Chemists and pharmacists have modified the potent drug hydroquinone to get 4-hydroxyphenyl-beta-D-glucopyranoside, which is what we often hear about as “arbutin”. The difference between hydroquinone is that arbutin has a small tail – glycoside than hydroquinone. It is a pity that the whitening effect is greatly reduced.

In recent years, the most popular ingredients of major brands are various derivatives of benzenediol.

But light stability of arbutin is very poor and only effective at night.

The safety of 4-n-butyl resorcinol has become a prominent highlight. Without the side effects of hydroquinone, it has a better curative effect than other resorcinol derivatives.

In the tyrosinase activity inhibition experiment, its data is even better than the big brother phenethyl resorcinol, which is 100~6000 times of the traditional whitening agent such as kojic acid arbutin!

Then in the subsequent advanced experimental melanin B16V, also showed a common advantage of resorcinol derivatives – inhibition of melanin production at concentrations that did not produce cytotoxicity.

In addition, there are many human experiments on 4-n-butyl resorcinol. In some 32 patients with chloasma, 0.3% 4-n-butylresorcinol and placebo were used on both cheeks. Twice a day for 3 months, the result was a significantly lower pigment reduction in the 4-n-butylresorcinol group than in the placebo group. There are people who do artificial pigmentation inhibition experiments after artificial sunburn, hmm~ the result is of course quite good~

Inhibition of human tyrosinase by 4-butylresorcinol

 

4-butylresorcinol, kojic acid, arbutin, and hydroquinone show in L-DOPA oxidase activity of tyrosinase. Determined by various concentrations of the inhibitors to allow for the calculation of IC50 values. This data is the average of three independent experiments.

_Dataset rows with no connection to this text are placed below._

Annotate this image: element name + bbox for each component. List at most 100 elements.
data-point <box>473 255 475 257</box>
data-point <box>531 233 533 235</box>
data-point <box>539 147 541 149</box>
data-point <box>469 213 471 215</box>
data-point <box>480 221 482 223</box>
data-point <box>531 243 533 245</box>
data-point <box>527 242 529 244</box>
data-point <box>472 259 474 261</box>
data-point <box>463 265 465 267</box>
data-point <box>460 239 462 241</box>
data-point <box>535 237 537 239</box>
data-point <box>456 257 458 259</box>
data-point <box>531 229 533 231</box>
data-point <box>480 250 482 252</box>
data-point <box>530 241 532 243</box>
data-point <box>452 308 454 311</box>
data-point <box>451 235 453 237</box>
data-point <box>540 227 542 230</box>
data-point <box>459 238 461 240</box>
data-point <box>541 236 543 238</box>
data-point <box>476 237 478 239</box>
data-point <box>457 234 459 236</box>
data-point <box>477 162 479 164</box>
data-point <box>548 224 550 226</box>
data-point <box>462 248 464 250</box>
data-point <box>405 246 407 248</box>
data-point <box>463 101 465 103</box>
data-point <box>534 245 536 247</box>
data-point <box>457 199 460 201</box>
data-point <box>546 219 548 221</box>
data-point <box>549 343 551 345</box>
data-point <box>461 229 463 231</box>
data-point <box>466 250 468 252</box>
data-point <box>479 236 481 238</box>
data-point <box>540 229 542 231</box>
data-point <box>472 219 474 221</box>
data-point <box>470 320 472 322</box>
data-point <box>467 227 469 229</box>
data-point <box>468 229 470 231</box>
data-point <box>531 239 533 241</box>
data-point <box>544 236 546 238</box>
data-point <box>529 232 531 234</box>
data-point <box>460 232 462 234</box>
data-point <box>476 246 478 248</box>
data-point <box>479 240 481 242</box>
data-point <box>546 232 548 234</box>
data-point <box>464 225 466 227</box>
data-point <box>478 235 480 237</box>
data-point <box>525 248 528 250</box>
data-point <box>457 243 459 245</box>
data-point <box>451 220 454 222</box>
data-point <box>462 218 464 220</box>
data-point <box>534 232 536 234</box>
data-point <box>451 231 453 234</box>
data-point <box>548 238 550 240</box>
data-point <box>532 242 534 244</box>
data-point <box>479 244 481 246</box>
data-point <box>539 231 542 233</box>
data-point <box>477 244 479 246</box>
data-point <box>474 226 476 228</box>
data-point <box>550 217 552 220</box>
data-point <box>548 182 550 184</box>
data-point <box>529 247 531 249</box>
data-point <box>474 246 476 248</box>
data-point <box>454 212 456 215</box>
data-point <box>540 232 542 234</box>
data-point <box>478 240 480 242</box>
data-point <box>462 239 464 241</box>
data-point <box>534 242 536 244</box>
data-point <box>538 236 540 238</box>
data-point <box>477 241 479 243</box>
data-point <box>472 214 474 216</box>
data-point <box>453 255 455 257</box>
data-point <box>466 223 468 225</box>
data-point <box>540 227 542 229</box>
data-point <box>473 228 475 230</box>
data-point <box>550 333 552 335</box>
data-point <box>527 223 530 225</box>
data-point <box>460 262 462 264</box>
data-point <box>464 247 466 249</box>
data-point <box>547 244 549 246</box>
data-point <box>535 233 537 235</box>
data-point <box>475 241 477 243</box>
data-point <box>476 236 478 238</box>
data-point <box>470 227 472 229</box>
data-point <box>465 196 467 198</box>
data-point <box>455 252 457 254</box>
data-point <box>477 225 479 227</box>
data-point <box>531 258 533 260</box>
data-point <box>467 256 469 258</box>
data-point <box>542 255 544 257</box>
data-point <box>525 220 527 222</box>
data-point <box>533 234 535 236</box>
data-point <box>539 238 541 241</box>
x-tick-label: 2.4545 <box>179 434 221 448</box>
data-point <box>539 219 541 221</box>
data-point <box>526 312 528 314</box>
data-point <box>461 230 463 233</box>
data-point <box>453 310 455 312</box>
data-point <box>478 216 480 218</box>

Inhibition of melanin producing in MelanoDerm skin models by 4-butylresorcinol

 

Compare with 4-butylresorcinol, kojic acid, arbutin, and hydroquinone. Treat the spots twice a day for 12 weeks with the respective inhibitors. Assess efficacy after 4, 8, and 12 weeks. Data represent the mean of 14 subjects. *P < 0.05: statistically significant vs. the untreated control age spots.

Dosage and usage of 4-Butylresorcinol

The recommended dosage is 0.5%-5%. Although there are studies in Korea that have a certain effect on 0.1% cream, India has researched 0.3% cream but the market is mainly 0.5%-5%. It is more common, and the Japanese formula is still unclear, but POLA has been used. And the results and sales are quite impressive.

As mentioned above, 4-Butylresorcinol can be used in creams, but it is insoluble in water. Others such as lotions, creams, and gels are also available. Both POLA and Eucerin have 4-Butylresorcinol products.